Mettre à terre les acquis pour créer l'espace pour le signifiant
L’alternance que Nicolas Langelier présente entre la crise morale de son personnage et la critique à la fois philosophique et sociale dans laquelle celle-ci s’insère est également intéressante, de ce qu’elle permet de personnifier une rupture morale entre l’adulescent – celui qui se vautre dans les plaisirs excessifs d’une jeunesse qui est la sienne – puis l’adulte qu’il devient après une suite d’événements porteurs de sens. Un changement qui s’amorce plutôt drastiquement alors que le protagoniste jette sur cette « hypermodernité » et son mode de vie qu’il a lui-même incarné un regard réprobateur, paniqué, alors qu’il prend conscience du temps attribué à ces choses qui lui paraissent désormais futiles : l’éphémère, l’ironie, le narcissisme et tous ces efforts pour être un bon endroit, au bon moment, mais pour qui et pourquoi vraiment ? Face à cette existence menée sous le couvert des apparences et de la performance, le trentenaire se retrouve perdu, cherchant un sens existentiel à cette vie qui lui paraît dès lors cruellement pressante d’être correctement vécue. Puis on sent que l’histoire se répète, en ce qu’il semble que chaque génération se complaît à haïr ce qu’elle représente. Face à ce constat, que faire ? Comment réapprendre ce qui ne se sait pas encore ? Comment mieux incarner une époque que l’on veut porteuse de sens ? Et ultimement, à quoi bon mener un exposé critique sur ladite époque, sans toutefois y apporter un éclairage nouveau ?

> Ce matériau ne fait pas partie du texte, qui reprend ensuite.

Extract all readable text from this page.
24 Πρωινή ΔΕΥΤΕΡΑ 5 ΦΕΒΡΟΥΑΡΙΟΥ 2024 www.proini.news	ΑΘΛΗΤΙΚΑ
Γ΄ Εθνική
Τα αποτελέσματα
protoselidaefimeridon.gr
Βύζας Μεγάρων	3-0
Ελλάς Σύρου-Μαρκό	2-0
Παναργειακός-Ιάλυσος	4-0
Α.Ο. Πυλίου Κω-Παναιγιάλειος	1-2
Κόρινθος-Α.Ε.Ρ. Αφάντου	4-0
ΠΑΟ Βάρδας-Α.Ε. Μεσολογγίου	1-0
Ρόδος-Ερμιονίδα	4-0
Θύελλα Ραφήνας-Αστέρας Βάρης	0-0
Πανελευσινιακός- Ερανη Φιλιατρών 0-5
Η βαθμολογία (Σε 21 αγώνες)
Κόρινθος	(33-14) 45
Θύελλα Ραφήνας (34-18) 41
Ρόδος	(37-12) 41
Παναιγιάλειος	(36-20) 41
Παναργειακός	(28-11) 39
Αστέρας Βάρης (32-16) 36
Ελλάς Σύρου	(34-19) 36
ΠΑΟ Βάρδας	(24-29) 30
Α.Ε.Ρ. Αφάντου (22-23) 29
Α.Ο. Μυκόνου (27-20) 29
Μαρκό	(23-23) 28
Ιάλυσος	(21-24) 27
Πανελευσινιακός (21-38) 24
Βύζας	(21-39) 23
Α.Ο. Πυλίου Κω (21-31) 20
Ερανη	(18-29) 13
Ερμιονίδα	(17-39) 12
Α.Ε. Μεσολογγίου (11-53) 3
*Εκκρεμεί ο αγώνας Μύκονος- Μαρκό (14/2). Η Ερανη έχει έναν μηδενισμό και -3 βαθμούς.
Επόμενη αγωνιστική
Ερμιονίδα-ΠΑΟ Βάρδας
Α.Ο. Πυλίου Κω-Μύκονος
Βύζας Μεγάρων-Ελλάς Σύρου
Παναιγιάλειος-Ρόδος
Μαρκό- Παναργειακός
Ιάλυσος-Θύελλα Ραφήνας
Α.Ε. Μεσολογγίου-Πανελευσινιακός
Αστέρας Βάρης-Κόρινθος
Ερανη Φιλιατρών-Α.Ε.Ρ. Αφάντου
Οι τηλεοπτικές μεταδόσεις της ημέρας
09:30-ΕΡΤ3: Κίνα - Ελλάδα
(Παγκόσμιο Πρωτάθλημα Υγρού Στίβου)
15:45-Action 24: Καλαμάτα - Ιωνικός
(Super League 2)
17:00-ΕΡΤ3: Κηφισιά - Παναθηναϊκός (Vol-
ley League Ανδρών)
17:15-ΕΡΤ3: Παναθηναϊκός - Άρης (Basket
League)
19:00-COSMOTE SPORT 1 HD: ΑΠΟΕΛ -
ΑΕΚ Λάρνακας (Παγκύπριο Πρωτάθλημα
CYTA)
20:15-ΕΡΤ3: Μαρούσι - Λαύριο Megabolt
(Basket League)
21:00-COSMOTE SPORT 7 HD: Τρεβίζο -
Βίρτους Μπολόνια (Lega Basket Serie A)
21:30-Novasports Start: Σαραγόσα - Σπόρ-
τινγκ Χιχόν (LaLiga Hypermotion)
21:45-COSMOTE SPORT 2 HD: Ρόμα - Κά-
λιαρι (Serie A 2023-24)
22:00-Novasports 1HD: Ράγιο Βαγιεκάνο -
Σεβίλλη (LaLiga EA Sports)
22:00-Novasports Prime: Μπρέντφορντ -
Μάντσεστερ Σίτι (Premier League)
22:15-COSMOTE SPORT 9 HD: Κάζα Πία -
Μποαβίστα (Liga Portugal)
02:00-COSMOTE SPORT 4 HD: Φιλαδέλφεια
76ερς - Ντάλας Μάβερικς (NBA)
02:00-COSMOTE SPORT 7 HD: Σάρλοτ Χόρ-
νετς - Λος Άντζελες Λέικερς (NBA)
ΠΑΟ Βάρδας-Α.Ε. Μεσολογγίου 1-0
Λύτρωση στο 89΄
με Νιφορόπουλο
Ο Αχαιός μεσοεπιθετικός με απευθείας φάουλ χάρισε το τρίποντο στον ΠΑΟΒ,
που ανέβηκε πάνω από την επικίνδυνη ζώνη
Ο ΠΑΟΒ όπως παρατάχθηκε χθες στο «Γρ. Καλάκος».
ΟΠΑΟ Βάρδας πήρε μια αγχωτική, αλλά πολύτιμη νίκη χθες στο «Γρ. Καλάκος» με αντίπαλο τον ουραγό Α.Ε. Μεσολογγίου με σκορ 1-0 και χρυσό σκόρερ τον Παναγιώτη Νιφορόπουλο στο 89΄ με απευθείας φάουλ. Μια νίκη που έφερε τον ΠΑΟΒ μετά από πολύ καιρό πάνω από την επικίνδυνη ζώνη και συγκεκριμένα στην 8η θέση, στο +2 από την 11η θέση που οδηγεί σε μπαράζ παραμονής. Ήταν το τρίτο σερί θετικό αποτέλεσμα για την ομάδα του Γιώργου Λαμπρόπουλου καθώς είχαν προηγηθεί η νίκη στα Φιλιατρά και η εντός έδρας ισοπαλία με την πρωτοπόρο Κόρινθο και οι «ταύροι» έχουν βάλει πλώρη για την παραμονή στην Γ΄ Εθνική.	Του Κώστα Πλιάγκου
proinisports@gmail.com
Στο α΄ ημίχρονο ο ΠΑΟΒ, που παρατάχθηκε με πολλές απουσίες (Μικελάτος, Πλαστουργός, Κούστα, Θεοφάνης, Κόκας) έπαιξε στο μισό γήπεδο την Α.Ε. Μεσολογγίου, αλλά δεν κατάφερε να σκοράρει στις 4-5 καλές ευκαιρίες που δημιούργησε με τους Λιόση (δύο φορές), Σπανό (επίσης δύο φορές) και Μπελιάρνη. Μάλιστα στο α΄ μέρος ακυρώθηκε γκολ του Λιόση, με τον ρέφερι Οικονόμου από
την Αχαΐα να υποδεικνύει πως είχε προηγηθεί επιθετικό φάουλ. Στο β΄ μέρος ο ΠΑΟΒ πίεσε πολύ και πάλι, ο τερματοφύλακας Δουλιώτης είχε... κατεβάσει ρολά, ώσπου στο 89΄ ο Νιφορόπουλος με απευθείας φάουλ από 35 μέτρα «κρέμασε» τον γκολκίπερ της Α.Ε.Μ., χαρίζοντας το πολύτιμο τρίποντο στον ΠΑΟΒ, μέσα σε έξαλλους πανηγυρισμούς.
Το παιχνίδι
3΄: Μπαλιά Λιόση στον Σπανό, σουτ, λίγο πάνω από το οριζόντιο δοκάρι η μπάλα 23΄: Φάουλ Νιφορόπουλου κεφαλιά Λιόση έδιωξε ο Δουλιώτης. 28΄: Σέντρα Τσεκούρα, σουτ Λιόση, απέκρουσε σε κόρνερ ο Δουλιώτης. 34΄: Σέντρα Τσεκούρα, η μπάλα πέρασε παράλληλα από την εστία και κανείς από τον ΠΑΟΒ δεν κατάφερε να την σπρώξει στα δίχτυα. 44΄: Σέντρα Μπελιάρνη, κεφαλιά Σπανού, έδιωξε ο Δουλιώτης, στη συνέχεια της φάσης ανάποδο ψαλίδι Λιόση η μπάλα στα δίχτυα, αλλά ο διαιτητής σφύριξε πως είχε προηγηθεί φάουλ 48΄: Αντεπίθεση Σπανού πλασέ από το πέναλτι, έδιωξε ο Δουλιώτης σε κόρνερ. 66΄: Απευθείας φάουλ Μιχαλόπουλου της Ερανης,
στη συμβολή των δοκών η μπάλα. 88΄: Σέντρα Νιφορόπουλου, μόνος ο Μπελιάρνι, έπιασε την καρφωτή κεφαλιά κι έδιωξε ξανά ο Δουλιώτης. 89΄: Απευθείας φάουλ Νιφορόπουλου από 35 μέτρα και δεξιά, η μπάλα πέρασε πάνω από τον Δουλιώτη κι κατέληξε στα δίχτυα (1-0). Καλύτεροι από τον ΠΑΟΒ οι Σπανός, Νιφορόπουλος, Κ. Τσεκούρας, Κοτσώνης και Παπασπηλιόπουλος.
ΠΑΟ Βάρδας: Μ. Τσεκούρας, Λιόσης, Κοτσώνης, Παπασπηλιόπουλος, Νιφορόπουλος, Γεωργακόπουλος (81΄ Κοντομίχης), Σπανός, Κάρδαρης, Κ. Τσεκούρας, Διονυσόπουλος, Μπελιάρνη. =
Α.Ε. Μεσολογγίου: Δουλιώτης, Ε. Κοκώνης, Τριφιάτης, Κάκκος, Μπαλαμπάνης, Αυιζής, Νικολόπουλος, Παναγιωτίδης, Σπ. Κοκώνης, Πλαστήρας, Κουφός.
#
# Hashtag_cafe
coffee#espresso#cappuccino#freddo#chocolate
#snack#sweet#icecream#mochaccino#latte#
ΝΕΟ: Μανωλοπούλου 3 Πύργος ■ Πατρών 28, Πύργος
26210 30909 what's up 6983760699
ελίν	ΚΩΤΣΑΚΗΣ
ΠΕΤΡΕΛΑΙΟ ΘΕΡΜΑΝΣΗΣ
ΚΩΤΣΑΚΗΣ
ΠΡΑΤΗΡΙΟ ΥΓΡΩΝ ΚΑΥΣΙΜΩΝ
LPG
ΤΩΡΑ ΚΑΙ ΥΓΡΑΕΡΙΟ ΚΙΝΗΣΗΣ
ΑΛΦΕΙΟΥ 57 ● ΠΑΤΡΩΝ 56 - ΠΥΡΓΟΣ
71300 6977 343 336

C’est à cette quête que semble se vouer l’écriture de Nicolas Langelier dans ce roman que l’on redécouvre au détour d’un format pratique, ironiquement idéal pour un rythme de vie compact et mobile. Une quête qui se veut un pied de nez à l’insignifiance, à cet infini de possibilités qui se transforme plus souvent qu’autrement en un incessant sentiment de vide à combler et à cette façon de vouloir tout expérimenter s’en réellement s’abandonner à l’intérieur de soi, de l’expérience, de l’autre.
Une quête qui prend la forme d’un manifeste au réapprentissage du temps, de la nature et du cycle de l’existence, qui va à l’encontre de notre conception linéaire et utilitariste du temps.
« Réussir son hypermodernité et sauver le reste de sa vie en 25 étapes faciles », c’est aussi des lignes dans lesquelles on découvre ou retrouve avec plaisir la plume habile et à la désinvolture – ironiquement – réfléchie de l’écrivain Langelier, qui sait traiter même le tragique avec sarcasme et humour. Bien que certaines portions de l’ouvrage ne semblent parfois pas suffisamment vulgarisées pour le propos du texte, l’alternance avec la portion fictive qu’offre son format hybride permet de conserver l’attention du lecteur.
À lire ou relire, « Réussir son hypermodernité et sauver le reste de sa vie en 25 étapes faciles » se veut un livre dont l’éclairage sur notre époque est rafraîchissant, bien qu’il emmène plus de questionnements qu’il n’en résout peut-être réellement.